Por este motivo, a pesar del duro programa monetario desarrollado por el BCRA, que interrumpió hace seis meses la emisión de pesos, contrayendo la actividad económica, la suba de precios no cedió. Concretamente, la base monetaria creció 2% entre septiembre (mes previo al inicio del control de agregados monetarios) y marzo, mientras que los precios treparon 24% en el mismo período. Para peor, luego de un par de meses de mayor calma, la inflación está acelerándose nuevamente.

Después de una década en la que la inflación se mantuvo en un rango de entre 15% y 30% anual (techo superado sólo ocasionalmente), la abrupta depreciación de 2018 parecería habernos dejado en un régimen de aumentos más altos y volátiles. La suba de precios alcanzó 47,6% en 2018, trepando a su nivel más alto desde 1991. Sin embargo, a pesar de lo problemático de volver a estos niveles inflacionarios, por ahora la situación no tiene nada que envidiarle a otras etapas de nuestra historia reciente. De hecho, la variación interanual de los precios fue mayor a la actual durante el 40% del tiempo transcurrido desde 1975 a la fecha, incluyendo dos hiperinflaciones que llevaron el ritmo de aumentos a magnitudes incomparables con las presentes.

Si bien nos encontramos muy lejos de esos procesos de destrucción de la moneda, empiezan a observarse en la economía argentina algunas señales de alarma en lo que hace a los mecanismos de formación de precios. En particular, la negociación de contratos a plazos cada vez más cortos o su indexación a la evolución de la inflación (con cláusulas de actualización según el ritmo de aumentos) serían los mayores peligros para una espiralización inflacionaria.
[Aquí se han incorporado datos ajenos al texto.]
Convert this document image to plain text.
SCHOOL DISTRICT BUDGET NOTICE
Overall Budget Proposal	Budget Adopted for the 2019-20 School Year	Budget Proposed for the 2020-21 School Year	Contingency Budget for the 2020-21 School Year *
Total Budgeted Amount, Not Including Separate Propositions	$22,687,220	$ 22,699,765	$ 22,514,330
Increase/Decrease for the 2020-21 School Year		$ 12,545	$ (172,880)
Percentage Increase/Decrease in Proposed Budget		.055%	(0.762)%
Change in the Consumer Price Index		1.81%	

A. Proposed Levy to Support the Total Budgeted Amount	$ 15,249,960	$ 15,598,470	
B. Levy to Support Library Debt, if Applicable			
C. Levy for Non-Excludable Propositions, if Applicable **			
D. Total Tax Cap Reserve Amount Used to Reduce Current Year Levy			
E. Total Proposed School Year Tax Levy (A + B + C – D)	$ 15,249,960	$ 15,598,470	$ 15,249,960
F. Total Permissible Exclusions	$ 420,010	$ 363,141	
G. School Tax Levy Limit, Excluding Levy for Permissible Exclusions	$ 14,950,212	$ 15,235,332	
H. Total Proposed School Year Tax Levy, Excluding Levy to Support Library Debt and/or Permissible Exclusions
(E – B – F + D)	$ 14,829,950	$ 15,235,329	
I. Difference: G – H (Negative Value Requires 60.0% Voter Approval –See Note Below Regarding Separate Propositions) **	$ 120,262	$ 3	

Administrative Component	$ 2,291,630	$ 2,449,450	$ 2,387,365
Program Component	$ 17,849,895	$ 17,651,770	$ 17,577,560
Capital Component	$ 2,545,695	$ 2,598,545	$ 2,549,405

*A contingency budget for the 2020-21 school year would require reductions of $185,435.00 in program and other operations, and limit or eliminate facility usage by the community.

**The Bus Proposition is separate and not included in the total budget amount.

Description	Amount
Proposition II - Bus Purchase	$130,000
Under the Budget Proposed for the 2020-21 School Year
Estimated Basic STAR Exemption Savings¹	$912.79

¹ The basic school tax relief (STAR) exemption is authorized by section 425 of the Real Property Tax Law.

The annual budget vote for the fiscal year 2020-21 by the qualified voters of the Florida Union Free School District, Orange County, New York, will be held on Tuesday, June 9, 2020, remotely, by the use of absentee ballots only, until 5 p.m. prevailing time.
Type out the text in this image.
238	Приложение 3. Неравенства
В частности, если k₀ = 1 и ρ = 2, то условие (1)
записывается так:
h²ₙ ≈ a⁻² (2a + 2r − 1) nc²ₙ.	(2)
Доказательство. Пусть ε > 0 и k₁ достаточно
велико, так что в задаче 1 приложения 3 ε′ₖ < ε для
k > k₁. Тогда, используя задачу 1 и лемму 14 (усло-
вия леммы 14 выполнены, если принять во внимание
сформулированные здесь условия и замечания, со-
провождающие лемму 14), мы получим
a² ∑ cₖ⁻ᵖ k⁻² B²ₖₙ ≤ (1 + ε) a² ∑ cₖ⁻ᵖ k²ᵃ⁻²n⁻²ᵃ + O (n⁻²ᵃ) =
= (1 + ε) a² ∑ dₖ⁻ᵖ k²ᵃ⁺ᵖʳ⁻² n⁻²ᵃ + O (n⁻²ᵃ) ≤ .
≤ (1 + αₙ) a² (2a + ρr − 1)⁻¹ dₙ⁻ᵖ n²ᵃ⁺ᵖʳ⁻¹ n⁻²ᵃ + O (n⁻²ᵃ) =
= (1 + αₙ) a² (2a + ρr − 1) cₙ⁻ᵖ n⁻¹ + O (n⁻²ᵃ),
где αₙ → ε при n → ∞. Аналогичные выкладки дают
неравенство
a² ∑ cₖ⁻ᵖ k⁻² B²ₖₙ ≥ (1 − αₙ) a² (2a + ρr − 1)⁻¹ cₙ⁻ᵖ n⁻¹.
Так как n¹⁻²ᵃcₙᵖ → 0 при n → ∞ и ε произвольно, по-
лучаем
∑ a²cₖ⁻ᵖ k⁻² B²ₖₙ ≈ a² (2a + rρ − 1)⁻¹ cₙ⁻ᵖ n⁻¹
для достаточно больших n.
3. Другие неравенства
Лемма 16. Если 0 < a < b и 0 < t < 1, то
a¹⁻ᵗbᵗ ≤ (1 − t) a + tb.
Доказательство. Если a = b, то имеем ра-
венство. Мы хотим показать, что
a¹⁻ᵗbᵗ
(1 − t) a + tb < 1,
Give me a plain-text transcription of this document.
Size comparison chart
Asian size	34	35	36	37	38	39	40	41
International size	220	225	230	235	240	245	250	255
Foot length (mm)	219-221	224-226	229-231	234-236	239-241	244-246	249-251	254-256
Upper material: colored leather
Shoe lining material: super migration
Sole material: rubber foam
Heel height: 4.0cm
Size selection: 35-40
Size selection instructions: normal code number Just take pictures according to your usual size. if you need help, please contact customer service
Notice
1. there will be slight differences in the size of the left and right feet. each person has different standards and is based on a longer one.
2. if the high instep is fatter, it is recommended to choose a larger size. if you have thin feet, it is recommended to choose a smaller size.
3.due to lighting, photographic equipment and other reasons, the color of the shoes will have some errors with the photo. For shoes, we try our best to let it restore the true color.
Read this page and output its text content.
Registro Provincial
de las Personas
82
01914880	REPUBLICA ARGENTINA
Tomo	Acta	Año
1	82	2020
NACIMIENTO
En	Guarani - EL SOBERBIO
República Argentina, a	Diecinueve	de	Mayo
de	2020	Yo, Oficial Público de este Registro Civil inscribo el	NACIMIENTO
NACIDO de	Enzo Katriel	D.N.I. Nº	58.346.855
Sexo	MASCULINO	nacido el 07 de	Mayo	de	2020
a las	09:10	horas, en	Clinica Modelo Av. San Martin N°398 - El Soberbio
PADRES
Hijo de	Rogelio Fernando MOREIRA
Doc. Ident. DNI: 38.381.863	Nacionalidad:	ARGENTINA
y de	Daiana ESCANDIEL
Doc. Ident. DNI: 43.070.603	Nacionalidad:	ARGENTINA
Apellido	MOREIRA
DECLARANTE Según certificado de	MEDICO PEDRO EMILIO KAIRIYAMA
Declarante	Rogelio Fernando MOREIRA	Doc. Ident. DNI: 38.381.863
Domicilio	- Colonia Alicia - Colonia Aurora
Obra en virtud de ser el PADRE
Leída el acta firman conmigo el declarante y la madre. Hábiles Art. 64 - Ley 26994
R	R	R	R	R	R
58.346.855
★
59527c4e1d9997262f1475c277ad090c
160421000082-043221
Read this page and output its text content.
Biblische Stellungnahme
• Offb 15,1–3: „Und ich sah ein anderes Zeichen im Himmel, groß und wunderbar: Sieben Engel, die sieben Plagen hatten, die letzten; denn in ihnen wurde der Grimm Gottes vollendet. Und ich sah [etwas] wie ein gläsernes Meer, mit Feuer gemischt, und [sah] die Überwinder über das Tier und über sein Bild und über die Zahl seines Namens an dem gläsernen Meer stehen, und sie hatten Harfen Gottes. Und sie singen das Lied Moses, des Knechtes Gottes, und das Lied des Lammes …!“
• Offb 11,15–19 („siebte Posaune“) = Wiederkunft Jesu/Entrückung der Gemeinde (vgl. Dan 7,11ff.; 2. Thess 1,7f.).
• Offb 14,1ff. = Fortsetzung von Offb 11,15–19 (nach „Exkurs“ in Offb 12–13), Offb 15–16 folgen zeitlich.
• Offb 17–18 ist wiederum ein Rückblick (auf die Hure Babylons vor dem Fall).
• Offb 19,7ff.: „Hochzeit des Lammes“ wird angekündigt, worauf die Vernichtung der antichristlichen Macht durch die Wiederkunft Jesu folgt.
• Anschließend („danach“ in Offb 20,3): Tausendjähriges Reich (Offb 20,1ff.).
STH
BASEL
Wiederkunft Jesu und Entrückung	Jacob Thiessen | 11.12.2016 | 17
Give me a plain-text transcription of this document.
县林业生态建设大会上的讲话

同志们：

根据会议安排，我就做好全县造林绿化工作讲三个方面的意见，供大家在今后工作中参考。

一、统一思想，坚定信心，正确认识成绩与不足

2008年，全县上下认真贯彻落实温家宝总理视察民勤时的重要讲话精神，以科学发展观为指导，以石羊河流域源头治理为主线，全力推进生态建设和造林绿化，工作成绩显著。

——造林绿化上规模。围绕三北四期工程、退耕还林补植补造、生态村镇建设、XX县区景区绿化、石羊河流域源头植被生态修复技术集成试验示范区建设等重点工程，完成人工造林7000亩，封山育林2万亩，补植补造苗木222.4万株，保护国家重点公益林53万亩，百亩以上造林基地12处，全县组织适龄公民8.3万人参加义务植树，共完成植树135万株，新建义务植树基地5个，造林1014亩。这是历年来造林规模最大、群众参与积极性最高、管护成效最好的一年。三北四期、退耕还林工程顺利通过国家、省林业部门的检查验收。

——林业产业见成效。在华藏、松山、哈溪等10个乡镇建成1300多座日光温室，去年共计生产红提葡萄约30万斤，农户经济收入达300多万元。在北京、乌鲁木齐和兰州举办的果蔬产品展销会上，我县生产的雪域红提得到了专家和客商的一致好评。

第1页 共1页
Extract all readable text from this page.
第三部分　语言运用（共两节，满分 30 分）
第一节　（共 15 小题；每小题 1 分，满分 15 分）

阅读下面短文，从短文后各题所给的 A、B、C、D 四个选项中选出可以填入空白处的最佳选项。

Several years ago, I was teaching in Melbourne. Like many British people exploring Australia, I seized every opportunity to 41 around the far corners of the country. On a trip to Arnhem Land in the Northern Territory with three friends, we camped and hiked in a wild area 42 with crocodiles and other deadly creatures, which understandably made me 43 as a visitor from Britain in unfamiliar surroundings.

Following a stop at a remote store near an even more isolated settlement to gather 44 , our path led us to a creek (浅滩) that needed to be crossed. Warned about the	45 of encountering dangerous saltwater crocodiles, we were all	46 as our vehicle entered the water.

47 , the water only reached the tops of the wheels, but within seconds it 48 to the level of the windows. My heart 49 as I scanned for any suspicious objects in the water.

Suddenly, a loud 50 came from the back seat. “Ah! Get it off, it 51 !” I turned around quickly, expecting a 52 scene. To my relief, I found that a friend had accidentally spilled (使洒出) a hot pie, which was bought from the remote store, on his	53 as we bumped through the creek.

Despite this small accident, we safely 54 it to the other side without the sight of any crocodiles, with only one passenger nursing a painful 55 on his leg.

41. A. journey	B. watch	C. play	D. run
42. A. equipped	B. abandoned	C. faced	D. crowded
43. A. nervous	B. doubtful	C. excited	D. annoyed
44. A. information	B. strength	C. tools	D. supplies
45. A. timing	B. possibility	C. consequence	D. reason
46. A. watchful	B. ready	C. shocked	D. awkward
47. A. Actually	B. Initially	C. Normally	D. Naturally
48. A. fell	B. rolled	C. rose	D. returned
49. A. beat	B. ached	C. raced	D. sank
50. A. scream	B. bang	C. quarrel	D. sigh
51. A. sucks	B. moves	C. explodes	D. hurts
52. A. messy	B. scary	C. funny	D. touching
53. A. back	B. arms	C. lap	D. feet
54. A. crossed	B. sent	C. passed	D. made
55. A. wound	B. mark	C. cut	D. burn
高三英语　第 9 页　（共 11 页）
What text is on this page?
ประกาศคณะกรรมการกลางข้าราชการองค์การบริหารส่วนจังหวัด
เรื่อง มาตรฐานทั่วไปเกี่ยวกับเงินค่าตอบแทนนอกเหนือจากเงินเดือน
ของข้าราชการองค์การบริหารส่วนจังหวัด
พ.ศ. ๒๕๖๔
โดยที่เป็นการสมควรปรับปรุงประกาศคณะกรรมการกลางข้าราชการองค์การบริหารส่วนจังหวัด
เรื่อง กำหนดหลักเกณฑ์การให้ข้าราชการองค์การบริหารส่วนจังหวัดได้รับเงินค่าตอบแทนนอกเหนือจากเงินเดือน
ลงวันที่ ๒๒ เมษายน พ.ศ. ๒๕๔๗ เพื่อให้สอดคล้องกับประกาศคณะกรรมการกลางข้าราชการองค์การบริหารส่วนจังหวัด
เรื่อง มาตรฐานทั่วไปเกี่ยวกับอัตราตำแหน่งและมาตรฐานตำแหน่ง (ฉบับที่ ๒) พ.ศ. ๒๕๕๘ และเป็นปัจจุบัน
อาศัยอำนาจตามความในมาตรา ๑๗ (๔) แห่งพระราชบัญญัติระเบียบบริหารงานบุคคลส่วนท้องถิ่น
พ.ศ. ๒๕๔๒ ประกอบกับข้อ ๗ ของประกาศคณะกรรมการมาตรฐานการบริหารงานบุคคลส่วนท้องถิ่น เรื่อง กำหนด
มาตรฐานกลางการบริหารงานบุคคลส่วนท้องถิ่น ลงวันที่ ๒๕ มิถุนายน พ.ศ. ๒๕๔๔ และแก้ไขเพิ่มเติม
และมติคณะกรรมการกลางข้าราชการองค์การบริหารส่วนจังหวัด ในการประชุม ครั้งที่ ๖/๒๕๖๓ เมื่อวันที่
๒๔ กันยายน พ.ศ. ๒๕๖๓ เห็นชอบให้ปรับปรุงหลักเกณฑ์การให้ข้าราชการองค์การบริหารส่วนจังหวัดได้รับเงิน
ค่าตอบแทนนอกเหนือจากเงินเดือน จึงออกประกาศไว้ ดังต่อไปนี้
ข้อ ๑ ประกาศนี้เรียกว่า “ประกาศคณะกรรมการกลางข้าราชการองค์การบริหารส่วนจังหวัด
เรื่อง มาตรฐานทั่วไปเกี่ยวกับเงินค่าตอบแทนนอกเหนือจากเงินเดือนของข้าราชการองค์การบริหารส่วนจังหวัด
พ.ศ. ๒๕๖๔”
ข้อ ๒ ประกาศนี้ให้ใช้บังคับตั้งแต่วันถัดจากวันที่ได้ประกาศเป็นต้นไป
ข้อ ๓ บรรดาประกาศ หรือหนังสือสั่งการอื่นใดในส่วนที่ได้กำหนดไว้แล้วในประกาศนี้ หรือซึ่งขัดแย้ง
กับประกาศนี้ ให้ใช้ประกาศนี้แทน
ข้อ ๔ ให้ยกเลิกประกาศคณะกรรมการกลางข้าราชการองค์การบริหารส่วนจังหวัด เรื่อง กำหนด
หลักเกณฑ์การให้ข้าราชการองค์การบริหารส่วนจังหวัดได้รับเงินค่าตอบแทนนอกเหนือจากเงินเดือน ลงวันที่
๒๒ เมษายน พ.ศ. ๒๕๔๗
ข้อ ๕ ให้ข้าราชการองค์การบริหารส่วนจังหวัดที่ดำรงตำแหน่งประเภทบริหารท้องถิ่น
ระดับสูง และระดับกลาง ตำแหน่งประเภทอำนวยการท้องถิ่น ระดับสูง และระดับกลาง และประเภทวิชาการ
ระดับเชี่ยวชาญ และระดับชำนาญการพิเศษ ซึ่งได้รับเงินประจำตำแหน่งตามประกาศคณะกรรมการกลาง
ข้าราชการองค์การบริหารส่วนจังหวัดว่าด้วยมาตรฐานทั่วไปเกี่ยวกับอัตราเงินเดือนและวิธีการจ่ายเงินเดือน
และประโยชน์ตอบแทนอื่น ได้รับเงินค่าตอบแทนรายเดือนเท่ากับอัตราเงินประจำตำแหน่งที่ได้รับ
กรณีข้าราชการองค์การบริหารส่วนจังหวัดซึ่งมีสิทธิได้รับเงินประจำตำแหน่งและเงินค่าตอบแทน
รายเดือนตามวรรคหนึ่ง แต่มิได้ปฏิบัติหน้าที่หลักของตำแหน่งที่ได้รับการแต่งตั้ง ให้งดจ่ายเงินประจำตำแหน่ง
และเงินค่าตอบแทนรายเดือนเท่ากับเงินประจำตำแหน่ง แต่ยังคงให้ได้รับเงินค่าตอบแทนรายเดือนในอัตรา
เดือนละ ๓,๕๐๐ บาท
Son preocupantes en este sentido las negociaciones salariales por plazos cada vez más cortos y la actualización inmediata por inflación pactada por algunos gremios docentes. Esto no pretende ir en contra de los maestros o cualquier sindicato que negocie formas de cubrirse frente a probables pérdidas de poder de compra, sino que busca advertir sobre lo riesgoso de acelerar los movimientos nominales de la economía.

Las disputas sobre los precios relativos que se dan en simultáneo con reajustes constantes y bruscos impiden saber cuáles serán las relaciones de precios en el mediano plazo. Esto dificulta la toma de decisiones y afecta gravemente la salud macroeconómica. Por esto, bajar la inflación a la vez que se cuida la capacidad adquisitiva de los trabajadores requiere sentar acuerdos de forma conjunta, y no renegociar cada vez más seguido precios y salarios. Requiere, en otras palabras, políticas activas que exceden la fijación de la cantidad de dinero.

La desinflación necesita coordinación para que el acomodamiento de precios relativos se dé en un marco de nominalidad más acotada. De otra forma, cualquier impacto (como podría ser un nuevo salto del dólar por cobertura de activos de cara a las elecciones) puede propagarse rápidamente al resto de la economía. Pretender bajar la inflación con la base monetaria como única herramienta (y la tasa de interés como contrapartida) es subestimar el problema. Alentar este marco de volatilidad creciente, en un contexto en el que no hay capacidad para controlar el dólar y las tarifas, debido a los designios del FMI, es jugar con fuego. Si el Gobierno quiere aprender de lo sucedido en 2018, debería ser más prudente y tener una política de ingresos que administre la distribución entre sectores del peso de la desinflación.